Harper, leaning forward in the dark and straining to catch every
syllable of the low-pitched conversation, here gave a low gasp of sheer
excitement. There had been moments--hours, even--during the day when
the object of this desperate chase had seemed a far-off, imaginary thing
beside the real discomforts of the tramp through the pines. But now, in
this sombre place, they were plunged into the mystery of the flight, and
he had been the unwitting means of deepening the mystery.
 
"That sort of mixes us up, Beveridge," said Smiley.
 
"Never mind." Beveridge's voice was exultant. "We're hot on the trail
now. This taking to the woods is about the neatest thing I ever did."
 
"You're right there, Bill," Wilson chimed in.
 
Until now Dick had supposed that the land chase had been entirely his
own notion, but he said nothing.
 
"Look here, Bill,"--it was Wilson breaking the silence,--"there isn't
any use of our trying to sleep to-night. Let's break out and run this
thing down."
 
"How are you going to know your way in the middle of the night?"
 
"Make 'em show us."
 
"Suppose you can't make them?"
 
"I know--you're still thinking about that boy. But we are no nearer him
than we were an hour ago."
 
"Listen a minute!"
 
They sat motionless. There was no sound; nothing but the heavy stillness
of the night.
 
Wilson whispered, "Think you heard something?"
 
"S-sh!"
 
A key turned softly in the lock. Then the door opened a little way,
and against the sky they could see a head. Wilson drew his revolver.

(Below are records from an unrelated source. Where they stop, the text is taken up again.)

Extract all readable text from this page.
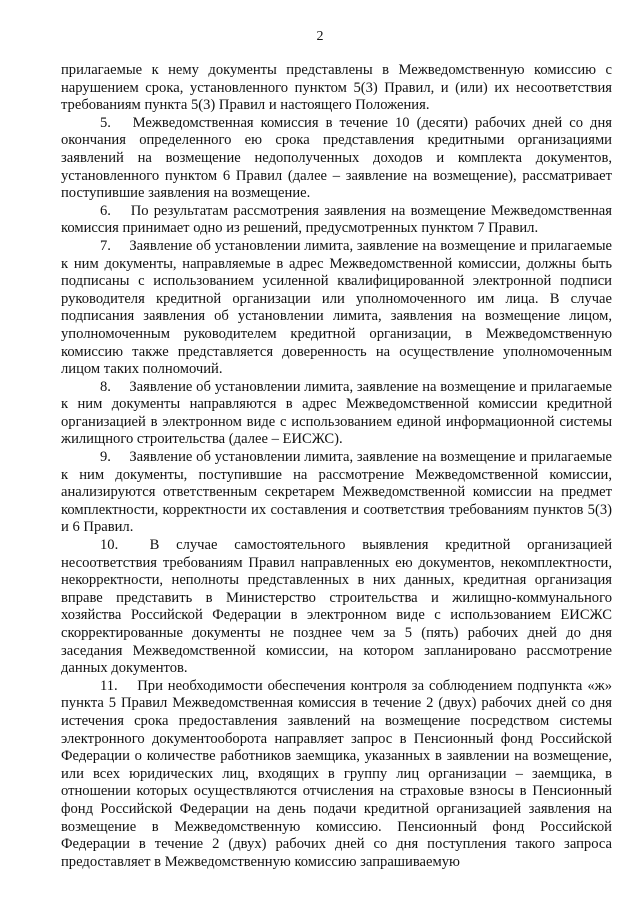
2

прилагаемые к нему документы представлены в Межведомственную комиссию с нарушением срока, установленного пунктом 5(3) Правил, и (или) их несоответствия требованиям пункта 5(3) Правил и настоящего Положения.

5.  Межведомственная комиссия в течение 10 (десяти) рабочих дней со дня окончания определенного ею срока представления кредитными организациями заявлений на возмещение недополученных доходов и комплекта документов, установленного пунктом 6 Правил (далее – заявление на возмещение), рассматривает поступившие заявления на возмещение.

6.  По результатам рассмотрения заявления на возмещение Межведомственная комиссия принимает одно из решений, предусмотренных пунктом 7 Правил.

7.  Заявление об установлении лимита, заявление на возмещение и прилагаемые к ним документы, направляемые в адрес Межведомственной комиссии, должны быть подписаны с использованием усиленной квалифицированной электронной подписи руководителя кредитной организации или уполномоченного им лица. В случае подписания заявления об установлении лимита, заявления на возмещение лицом, уполномоченным руководителем кредитной организации, в Межведомственную комиссию также представляется доверенность на осуществление уполномоченным лицом таких полномочий.

8.  Заявление об установлении лимита, заявление на возмещение и прилагаемые к ним документы направляются в адрес Межведомственной комиссии кредитной организацией в электронном виде с использованием единой информационной системы жилищного строительства (далее – ЕИСЖС).

9.  Заявление об установлении лимита, заявление на возмещение и прилагаемые к ним документы, поступившие на рассмотрение Межведомственной комиссии, анализируются ответственным секретарем Межведомственной комиссии на предмет комплектности, корректности их составления и соответствия требованиям пунктов 5(3) и 6 Правил.

10.  В случае самостоятельного выявления кредитной организацией несоответствия требованиям Правил направленных ею документов, некомплектности, некорректности, неполноты представленных в них данных, кредитная организация вправе представить в Министерство строительства и жилищно-коммунального хозяйства Российской Федерации в электронном виде с использованием ЕИСЖС скорректированные документы не позднее чем за 5 (пять) рабочих дней до дня заседания Межведомственной комиссии, на котором запланировано рассмотрение данных документов.

11.  При необходимости обеспечения контроля за соблюдением подпункта «ж» пункта 5 Правил Межведомственная комиссия в течение 2 (двух) рабочих дней со дня истечения срока предоставления заявлений на возмещение посредством системы электронного документооборота направляет запрос в Пенсионный фонд Российской Федерации о количестве работников заемщика, указанных в заявлении на возмещение, или всех юридических лиц, входящих в группу лиц организации – заемщика, в отношении которых осуществляются отчисления на страховые взносы в Пенсионный фонд Российской Федерации на день подачи кредитной организацией заявления на возмещение в Межведомственную комиссию. Пенсионный фонд Российской Федерации в течение 2 (двух) рабочих дней со дня поступления такого запроса предоставляет в Межведомственную комиссию запрашиваемую
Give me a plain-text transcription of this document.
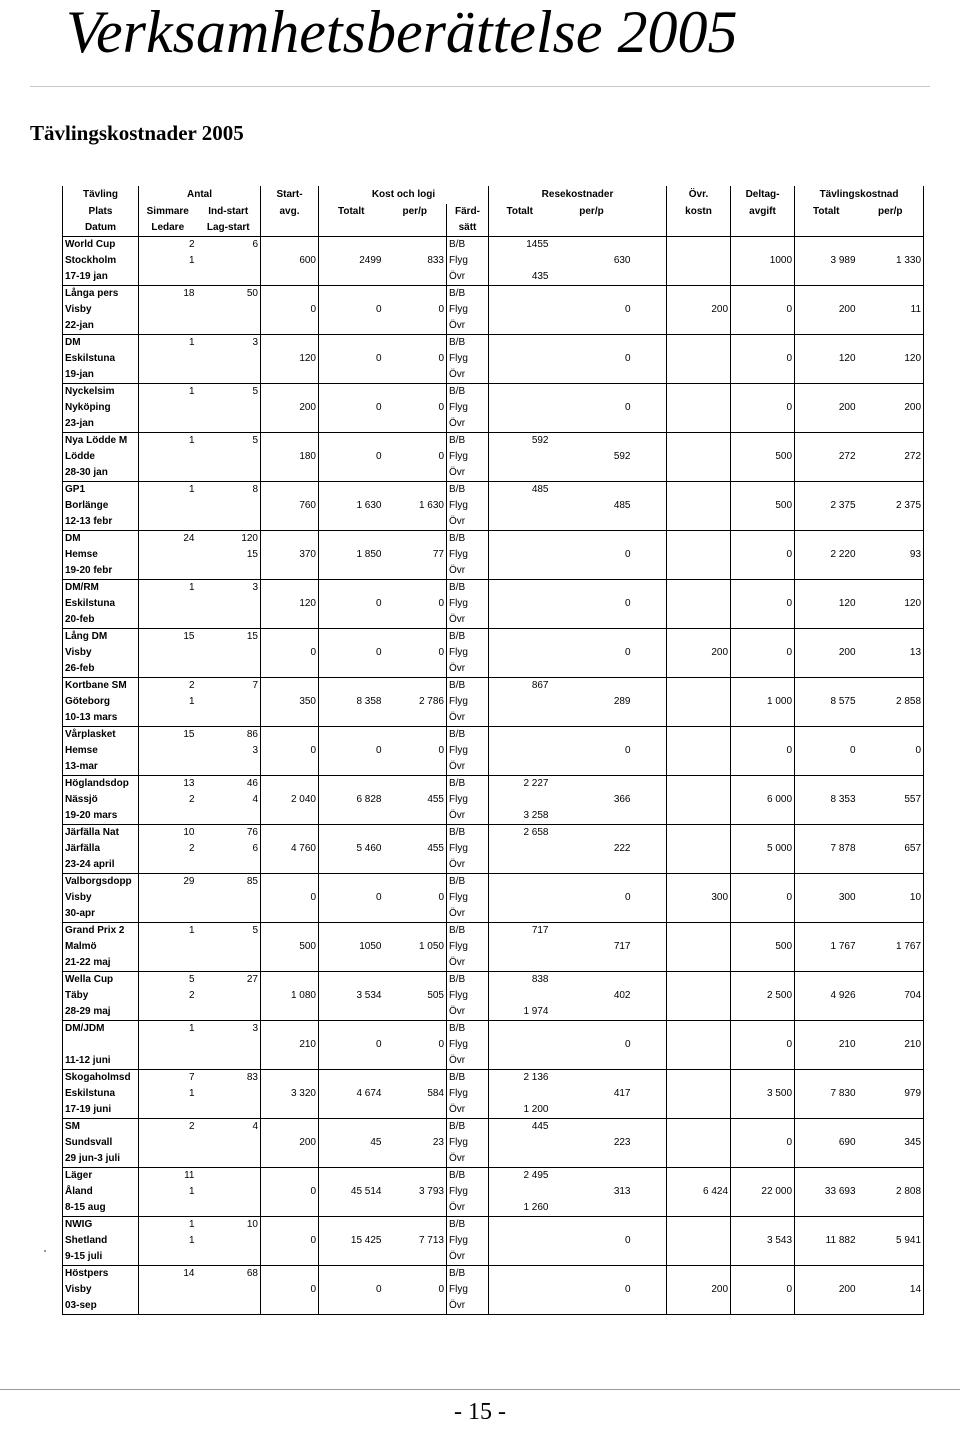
Verksamhetsberättelse 2005
Tävlingskostnader 2005
Tävling	Antal		Start-	Kost och logi			Resekostnader			Övr.	Deltag-	Tävlingskostnad	
Plats	Simmare	Ind-start	avg.	Totalt	per/p	Färd-	Totalt	per/p		kostn	avgift	Totalt	per/p
Datum	Ledare	Lag-start				sätt							
World Cup	2	6				B/B	1455						
Stockholm	1		600	2499	833	Flyg		630			1000	3 989	1 330
17-19 jan						Övr	435						
Långa pers	18	50				B/B							
Visby			0	0	0	Flyg		0		200	0	200	11
22-jan						Övr							
DM	1	3				B/B							
Eskilstuna			120	0	0	Flyg		0			0	120	120
19-jan						Övr							
Nyckelsim	1	5				B/B							
Nyköping			200	0	0	Flyg		0			0	200	200
23-jan						Övr							
Nya Lödde M	1	5				B/B	592						
Lödde			180	0	0	Flyg		592			500	272	272
28-30 jan						Övr							
GP1	1	8				B/B	485						
Borlänge			760	1 630	1 630	Flyg		485			500	2 375	2 375
12-13 febr						Övr							
DM	24	120				B/B							
Hemse		15	370	1 850	77	Flyg		0			0	2 220	93
19-20 febr						Övr							
DM/RM	1	3				B/B							
Eskilstuna			120	0	0	Flyg		0			0	120	120
20-feb						Övr							
Lång DM	15	15				B/B							
Visby			0	0	0	Flyg		0		200	0	200	13
26-feb						Övr							
Kortbane SM	2	7				B/B	867						
Göteborg	1		350	8 358	2 786	Flyg		289			1 000	8 575	2 858
10-13 mars						Övr							
Vårplasket	15	86				B/B							
Hemse		3	0	0	0	Flyg		0			0	0	0
13-mar						Övr							
Höglandsdop	13	46				B/B	2 227						
Nässjö	2	4	2 040	6 828	455	Flyg		366			6 000	8 353	557
19-20 mars						Övr	3 258						
Järfälla Nat	10	76				B/B	2 658						
Järfälla	2	6	4 760	5 460	455	Flyg		222			5 000	7 878	657
23-24 april						Övr							
Valborgsdopp	29	85				B/B							
Visby			0	0	0	Flyg		0		300	0	300	10
30-apr						Övr							
Grand Prix 2	1	5				B/B	717						
Malmö			500	1050	1 050	Flyg		717			500	1 767	1 767
21-22 maj						Övr							
Wella Cup	5	27				B/B	838						
Täby	2		1 080	3 534	505	Flyg		402			2 500	4 926	704
28-29 maj						Övr	1 974						
DM/JDM	1	3				B/B							
			210	0	0	Flyg		0			0	210	210
11-12 juni						Övr							
Skogaholmsd	7	83				B/B	2 136						
Eskilstuna	1		3 320	4 674	584	Flyg		417			3 500	7 830	979
17-19 juni						Övr	1 200						
SM	2	4				B/B	445						
Sundsvall			200	45	23	Flyg		223			0	690	345
29 jun-3 juli						Övr							
Läger	11					B/B	2 495						
Åland	1		0	45 514	3 793	Flyg		313		6 424	22 000	33 693	2 808
8-15 aug						Övr	1 260						
NWIG	1	10				B/B							
Shetland	1		0	15 425	7 713	Flyg		0			3 543	11 882	5 941
9-15 juli						Övr							
Höstpers	14	68				B/B							
Visby			0	0	0	Flyg		0		200	0	200	14
03-sep						Övr							
- 15 -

Beveridge heard the hammer click, and said quietly, "Don't be a fool,
Bert. Put that thing back in your pocket."
 
"Are you's in there?" came a voice from the door.
 
"Yes. Come along."
 
The door opened wider to admit the owner of the voice, then closed.
A moment later a lantern was lighted and held up before the grinning,
excited face of the farmer's son.
 
"Come on, Alex. What do you want?"
 
The boy slowly approached until he stood before them; then he set the
lantern on the floor, where it cast long shadows.
 
"What is it, my boy?"
 
Axel looked knowingly at them. "Say," he whispered, "I know what you's
are. You're detectives."
 
"Oh, we are, are we? What makes you think that?"
 
"You're detectives. I know."
 
"Sit down, and talk it over. Do you smoke?"